The way LaMelo himself plays doesn’t help matters, either. He’s a point guard that is quite literally allowed the freedom to do whatever he wants, whether that is firing up 40-footers as he dribbles across half court or trying to weave his way through five defenders before throwing a no-look pass.
Sometimes those things work, sometimes they don’t. Sometimes he looks like a ball-hog, sometimes he looks like Steph Curry.
And while it’s difficult to watch, there are three things that are important to remember:
LaMelo is 15 years old, on the young side for a member of the Class of 2019, playing against kids that are 17.
LaMelo’s shot up from 5-foot-8 to 6-foot-3 in the last year and he may not be done growing just yet.
Behind all the pomp and circumstance there is a set of skills that makes LaMelo a player with some real potential. He’s ranked between 7th and 21st by the major recruiting services, meaning he’s projected as a player with a pretty good shot at the NBA but a step below being a can’t-miss player. He could be D’angelo Russell. He could be Isaiah Briscoe.
Enter Tyus Jones.
By any account, Jones is a terrific basketball player. He was a McDonald’s All-American and, at worst, a top ten player in his high school class. He was the starting point guard for a Duke team that won the 2015 national title. He was a one-and-done player that eventually went as a first round pick in the NBA Draft. He is one of 450 people in the world that can say that their job title is “Current NBA Player”. By definition, that makes him one of the roughly 100 best point guards on the planet. He was a multi-millionaire before he could legally buy a drink. I don’t think you can look at his career and think of him as anything other than successful, and he’s still only 21 years old.

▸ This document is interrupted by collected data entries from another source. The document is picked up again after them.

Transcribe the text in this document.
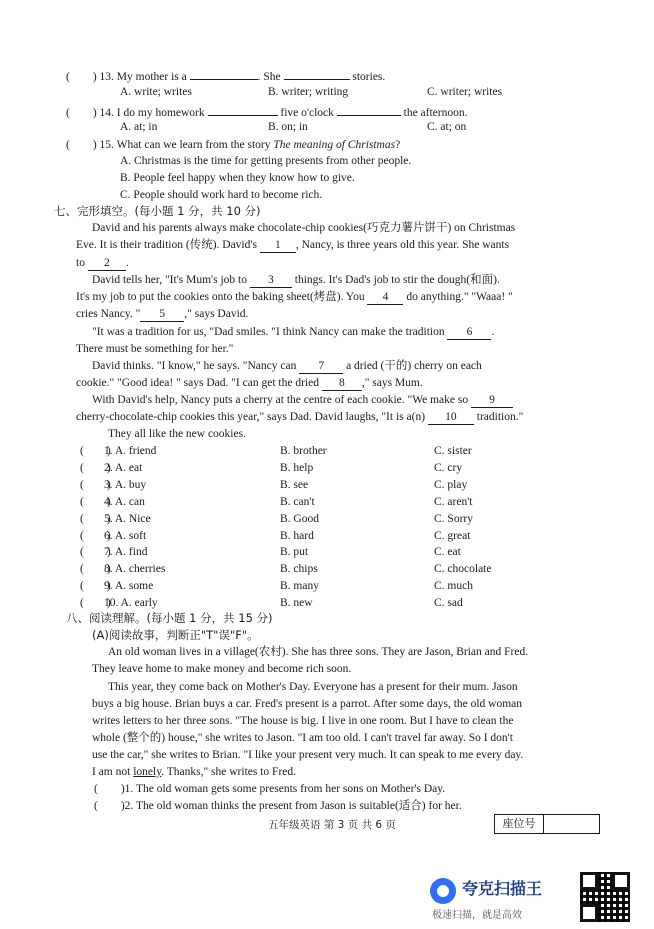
(　　) 13. My mother is a	. She	stories.
A. write; writes	B. writer; writing	C. writer; writes
(　　) 14. I do my homework	five o'clock	the afternoon.
A. at; in	B. on; in	C. at; on
(　　) 15. What can we learn from the story The meaning of Christmas?
A. Christmas is the time for getting presents from other people.
B. People feel happy when they know how to give.
C. People should work hard to become rich.
七、完形填空。(每小题 1 分，共 10 分)
David and his parents always make chocolate-chip cookies(巧克力薯片饼干) on Christmas
Eve. It is their tradition (传统). David's 1 , Nancy, is three years old this year. She wants
to 2 .
David tells her, "It's Mum's job to 3 things. It's Dad's job to stir the dough(和面).
It's my job to put the cookies onto the baking sheet(烤盘). You 4 do anything." "Waaa! "
cries Nancy. " 5 ," says David.
"It was a tradition for us, "Dad smiles. "I think Nancy can make the tradition 6 .
There must be something for her."
David thinks. "I know," he says. "Nancy can 7 a dried (干的) cherry on each
cookie." "Good idea! " says Dad. "I can get the dried 8 ," says Mum.
With David's help, Nancy puts a cherry at the centre of each cookie. "We make so 9
cherry-chocolate-chip cookies this year," says Dad. David laughs, "It is a(n) 10 tradition."
They all like the new cookies.
(　　)
1. A. friend	B. brother	C. sister
(　　)
2. A. eat	B. help	C. cry
(　　)
3. A. buy	B. see	C. play
(　　)
4. A. can	B. can't	C. aren't
(　　)
5. A. Nice	B. Good	C. Sorry
(　　)
6. A. soft	B. hard	C. great
(　　)
7. A. find	B. put	C. eat
(　　)
8. A. cherries	B. chips	C. chocolate
(　　)
9. A. some	B. many	C. much
(　　)
10. A. early	B. new	C. sad
八、阅读理解。(每小题 1 分，共 15 分)
(A)阅读故事，判断正"T"误"F"。
An old woman lives in a village(农村). She has three sons. They are Jason, Brian and Fred.
They leave home to make money and become rich soon.
This year, they come back on Mother's Day. Everyone has a present for their mum. Jason
buys a big house. Brian buys a car. Fred's present is a parrot. After some days, the old woman
writes letters to her three sons. "The house is big. I live in one room. But I have to clean the
whole (整个的) house," she writes to Jason. "I am too old. I can't travel far away. So I don't
use the car," she writes to Brian. "I like your present very much. It can speak to me every day.
I am not lonely. Thanks," she writes to Fred.
(　　)1. The old woman gets some presents from her sons on Mother's Day.
(　　)2. The old woman thinks the present from Jason is suitable(适合) for her.
五年级英语 第 3 页 共 6 页	座位号
夸克扫描王
极速扫描，就是高效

He’s also played in just 97 games through two seasons in the NBA. He’s never started a game and is averaging just 3.8 points and 2.7 assists to date. In a league now driven by superstar point guards, he’s so far removed from being in the conversation with Russell Westbrook and Chris Paul, Damian Lillard and James Harden, John Wall and Kyrie Irving that the casual NBA observer probably hasn’t heard of him.
In the NBA, he’s ‘just a guy’ despite the fact that simply being in the NBA means that there’s nothing normal or average about his basketball ability.
Tyus Jones made it, and the truth is that LaMelo will have “made it” if he gets to the league.
It’s also true that the perception will be that LaMelo was an overhyped fraud if he ends up being nothing more than Tyus Jones through his first two seasons. If he’s not a transcendent talent, or at the very least a reliable annual pick to make the all-star team, he’s a disappointment.
And that would not be fair.
So LaVar better hope he’s right about his youngest son.
Because that is a lot of baggage to ask him to carry.